The findings demonstrate that the developed 4D-printable aliphatic polycarbonate scaffolds offer a promising solution for soft tissue engineering applications. The unique combination of biocompatibility, shape memory, surface erosion, and tunable mechanical properties addresses the limitations of existing materials. The ability of the scaffolds to conform to irregular tissue voids in a minimally invasive manner, coupled with their bioresorbable nature and excellent tissue integration, represents a significant advancement in the field. The results show strong potential for use in various applications requiring soft tissue repair.

This research successfully demonstrates the synthesis and application of 4D-printable aliphatic polycarbonate scaffolds for soft tissue repair. The materials exhibit excellent biocompatibility, tunable mechanical properties, shape memory capabilities, and surface-erosion degradation. The in vivo results showcasing successful tissue infiltration and minimal inflammation indicate the potential for clinical translation. Future work could focus on exploring various applications and tailoring material properties for specific tissue types.

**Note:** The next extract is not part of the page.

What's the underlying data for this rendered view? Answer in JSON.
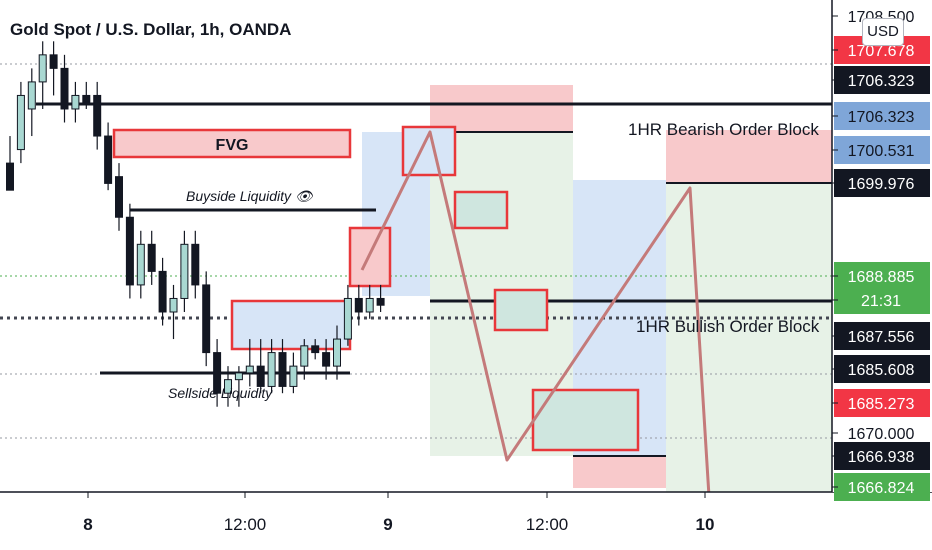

While the study provides compelling evidence of the potential of these scaffolds, limitations include the relatively small sample size in the in vivo studies and the use of a murine model. Further investigation in larger animal models and clinical trials are needed to fully validate the efficacy and safety of these materials. The long-term effects of degradation products also warrant further investigation.